Kris Versteeg was swapped with Teuvo Teravainen, which has situated the Finnish 20-year-old at the right wing slot and made it possible for Sharp to buckle back in at left wing with Antoine Vermette at the pivot spot. That formed a nice one-two punch for Chicago and should produce results against the Ducks. The line was also solid defensively, which is a plus.
Perry and Getzlaf have done for the Ducks what Kane and Toews have done for the Blackhawks. Anaheim has made great use of Patrick Maroon on the top line and the group’s been able to take over hockey games. Perry has been a beast of possession and control and they’ve been able to make the most out of their chances. Maroon has an impressive seven points in nine games with 18 shots on goal.
As impressive as the first line has been for the Ducks, it’s possible to argue that Ryan Kesler has been even more impressive and could well be a playoff MVP for the group. Kesler has controlled play and he’s been an excellent forechecker, plus he’s deadly in the dot and has nine points in nine games with just 15 shots on target. He’ll slip into familiar territory against Toews and will draw tough assignments, which suits him just fine.
Other than Perry, Kesler and Getzlaf, the Ducks still have nine forwards with at least a point. Scoring has been spread nicely over the lines and coach Bruce Boudreau likes to roll his combinations. He’ll push Matt Beleskey into the fray more often, especially after he proved his worth by scoring in five straight contests. Jakob Silfverberg has also put up multi-point games and their bottom six is impressive.

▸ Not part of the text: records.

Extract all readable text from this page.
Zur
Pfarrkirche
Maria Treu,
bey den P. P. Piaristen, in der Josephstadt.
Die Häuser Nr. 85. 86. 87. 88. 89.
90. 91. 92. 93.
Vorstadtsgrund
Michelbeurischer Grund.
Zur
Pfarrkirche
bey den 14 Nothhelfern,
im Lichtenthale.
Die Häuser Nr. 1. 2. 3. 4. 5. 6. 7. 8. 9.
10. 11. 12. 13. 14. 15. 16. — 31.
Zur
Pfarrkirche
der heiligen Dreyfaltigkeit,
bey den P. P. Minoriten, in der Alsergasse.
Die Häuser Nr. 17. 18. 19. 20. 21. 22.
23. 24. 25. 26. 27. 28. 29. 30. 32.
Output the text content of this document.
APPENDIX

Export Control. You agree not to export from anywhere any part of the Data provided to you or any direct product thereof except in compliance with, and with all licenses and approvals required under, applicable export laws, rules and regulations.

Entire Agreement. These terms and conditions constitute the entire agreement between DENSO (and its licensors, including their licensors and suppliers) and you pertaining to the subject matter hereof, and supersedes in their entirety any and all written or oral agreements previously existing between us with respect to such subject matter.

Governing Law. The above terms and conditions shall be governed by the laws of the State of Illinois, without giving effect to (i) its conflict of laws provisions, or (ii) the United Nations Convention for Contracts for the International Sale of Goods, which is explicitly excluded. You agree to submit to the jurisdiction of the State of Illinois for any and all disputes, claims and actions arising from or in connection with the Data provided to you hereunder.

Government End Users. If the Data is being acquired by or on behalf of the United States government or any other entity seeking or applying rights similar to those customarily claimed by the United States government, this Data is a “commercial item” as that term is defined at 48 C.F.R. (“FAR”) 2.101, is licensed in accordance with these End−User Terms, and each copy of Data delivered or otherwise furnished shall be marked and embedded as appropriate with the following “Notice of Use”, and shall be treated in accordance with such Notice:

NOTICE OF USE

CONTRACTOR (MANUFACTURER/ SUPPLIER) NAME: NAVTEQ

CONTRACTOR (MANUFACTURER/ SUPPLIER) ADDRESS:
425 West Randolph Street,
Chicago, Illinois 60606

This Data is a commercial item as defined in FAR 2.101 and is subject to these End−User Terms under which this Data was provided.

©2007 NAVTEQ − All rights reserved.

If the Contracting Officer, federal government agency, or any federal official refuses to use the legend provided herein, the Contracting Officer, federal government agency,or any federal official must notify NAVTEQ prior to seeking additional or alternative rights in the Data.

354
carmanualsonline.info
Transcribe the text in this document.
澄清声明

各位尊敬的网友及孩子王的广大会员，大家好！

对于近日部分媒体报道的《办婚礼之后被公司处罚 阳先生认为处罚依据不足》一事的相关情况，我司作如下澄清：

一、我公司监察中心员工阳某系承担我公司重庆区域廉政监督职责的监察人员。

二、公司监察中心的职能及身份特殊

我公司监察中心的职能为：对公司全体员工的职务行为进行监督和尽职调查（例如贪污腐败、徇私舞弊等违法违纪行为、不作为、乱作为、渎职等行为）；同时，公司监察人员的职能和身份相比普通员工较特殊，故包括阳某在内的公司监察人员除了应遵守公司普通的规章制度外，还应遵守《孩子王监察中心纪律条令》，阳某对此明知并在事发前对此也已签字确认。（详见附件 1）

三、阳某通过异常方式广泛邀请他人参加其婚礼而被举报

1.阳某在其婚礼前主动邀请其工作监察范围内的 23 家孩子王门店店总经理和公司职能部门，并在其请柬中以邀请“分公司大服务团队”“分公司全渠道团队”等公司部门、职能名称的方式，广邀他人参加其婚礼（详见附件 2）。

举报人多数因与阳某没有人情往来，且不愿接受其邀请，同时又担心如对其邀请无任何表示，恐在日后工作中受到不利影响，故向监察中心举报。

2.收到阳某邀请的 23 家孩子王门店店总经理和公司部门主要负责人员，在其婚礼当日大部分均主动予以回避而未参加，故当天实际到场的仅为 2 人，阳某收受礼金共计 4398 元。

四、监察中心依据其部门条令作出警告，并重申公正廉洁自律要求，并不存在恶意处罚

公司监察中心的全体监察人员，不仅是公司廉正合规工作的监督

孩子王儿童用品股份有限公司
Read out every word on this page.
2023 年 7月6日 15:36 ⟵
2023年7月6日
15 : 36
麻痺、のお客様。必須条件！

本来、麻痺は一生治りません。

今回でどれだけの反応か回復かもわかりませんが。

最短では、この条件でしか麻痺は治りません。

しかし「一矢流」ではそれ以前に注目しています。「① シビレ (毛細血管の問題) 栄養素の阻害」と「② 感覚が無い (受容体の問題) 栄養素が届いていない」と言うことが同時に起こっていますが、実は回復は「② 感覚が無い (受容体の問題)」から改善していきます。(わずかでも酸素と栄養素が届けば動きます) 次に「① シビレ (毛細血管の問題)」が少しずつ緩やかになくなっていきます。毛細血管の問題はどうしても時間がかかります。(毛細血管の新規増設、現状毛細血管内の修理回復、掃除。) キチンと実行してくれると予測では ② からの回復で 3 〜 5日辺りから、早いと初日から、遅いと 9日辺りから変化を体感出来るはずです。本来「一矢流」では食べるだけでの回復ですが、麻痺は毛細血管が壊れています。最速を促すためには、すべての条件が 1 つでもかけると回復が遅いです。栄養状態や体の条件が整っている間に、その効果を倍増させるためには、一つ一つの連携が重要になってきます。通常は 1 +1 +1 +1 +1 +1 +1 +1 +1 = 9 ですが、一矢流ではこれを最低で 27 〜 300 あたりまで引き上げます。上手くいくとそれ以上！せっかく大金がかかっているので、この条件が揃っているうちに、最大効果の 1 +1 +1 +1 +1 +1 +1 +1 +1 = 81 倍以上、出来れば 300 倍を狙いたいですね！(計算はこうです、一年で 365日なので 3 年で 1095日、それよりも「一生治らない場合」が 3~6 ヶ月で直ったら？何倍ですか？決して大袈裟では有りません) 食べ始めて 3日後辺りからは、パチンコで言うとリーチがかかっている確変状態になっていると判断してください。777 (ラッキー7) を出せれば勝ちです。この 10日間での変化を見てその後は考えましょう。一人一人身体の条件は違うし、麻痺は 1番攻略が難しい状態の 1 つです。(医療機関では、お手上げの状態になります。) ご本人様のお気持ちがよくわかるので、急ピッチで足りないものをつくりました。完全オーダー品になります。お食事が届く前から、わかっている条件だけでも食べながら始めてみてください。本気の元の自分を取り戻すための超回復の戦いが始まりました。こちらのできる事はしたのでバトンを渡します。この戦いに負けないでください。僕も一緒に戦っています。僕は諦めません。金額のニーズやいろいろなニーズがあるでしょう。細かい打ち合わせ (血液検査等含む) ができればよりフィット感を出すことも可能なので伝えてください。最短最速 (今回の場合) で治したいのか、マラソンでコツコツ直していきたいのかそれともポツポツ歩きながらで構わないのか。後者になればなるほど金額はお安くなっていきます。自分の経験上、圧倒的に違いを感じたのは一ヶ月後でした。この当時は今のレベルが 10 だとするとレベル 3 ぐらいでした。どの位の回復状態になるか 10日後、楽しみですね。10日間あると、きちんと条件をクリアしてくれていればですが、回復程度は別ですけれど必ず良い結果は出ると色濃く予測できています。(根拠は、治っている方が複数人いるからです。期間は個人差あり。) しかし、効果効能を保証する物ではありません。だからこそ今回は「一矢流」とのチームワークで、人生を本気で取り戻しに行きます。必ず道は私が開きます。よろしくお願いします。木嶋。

Quenneville had to roll out five defenders after Michal Roszival went down with a broken ankle in Game Four against Minnesota. The veteran blueliner made good on 17:26 of ice time in the playoffs, so his absence left a hole. Luckily, few teams can shoulder the load like Chicago. Duncan Keith is the name of the game. He plays more than half the game on any given night and will log the same against the Ducks while pulling tough assignments and putting up points. Guy’s a monster performer.
Brent Seabrook, Niklas Hjalmarsson and Johnny Oduya round it out on the blueline. They’ll all log more minutes in the absence of Roszival and that should suit the Blackhawks just fine. They all average over 24 minutes a game and don’t seem any worse for it. In fact, they seem to get better the more they play and that could spell trouble for the Ducks.
The Ducks have gotten 29 points from their D thus far this post-season. That’s an interesting statistic when you consider how lacklustre things have been over the last several years. Anaheim hasn’t exactly been able to relive the glory days of their defensive groups of the past, but there isn’t a Scott Niedermayer waiting around every corner.
They have received quality play from Francois Beauchemin, who was on that Cup-winning squad from 2007 and is now good for tremendous leadership insight. He has six points in nine games and passed the aforementioned Niedermayer in playoff scoring. His partner, Hampus Lindholm, has been munching up the experience and the ice time. Cam Fowler and Simon Despres have formed another solid pair, with a plus-13 combined rating.
Hey look everyone, it’s Corey Crawford. The Blackhawks goalie has asserted himself as the man to beat in the crease for Chicago and that’s been a stabilizing influence for the club. Gone are the goaltending questions that plagued the team in the first round. He’s coming off a Game Three shutout against the Wild in the second round and has responded when adversity has come calling.
Frederik Andersen has established himself as the top guy in Anaheim. He’s taken over in a big way and he’s been capable in terms of making the big plays. A critical stop against Calgary’s Johnny Gaudreau in Game Four solidified his ability and his tenacity. He has a 1.96 goals against average and a .925 save percentage thus far and he’ll certainly be tested against the Blackhawks.
That last statement matters, as Chicago has the potential to crack and test the Ducks like no other team has in the post-season so far. This comes down to opportunity, with both teams boasting stellar top-drawer scoring capacity and solid defence. This should be a series decided on mistakes. The team capable of capitalizing on their opponent’s errors will take the win.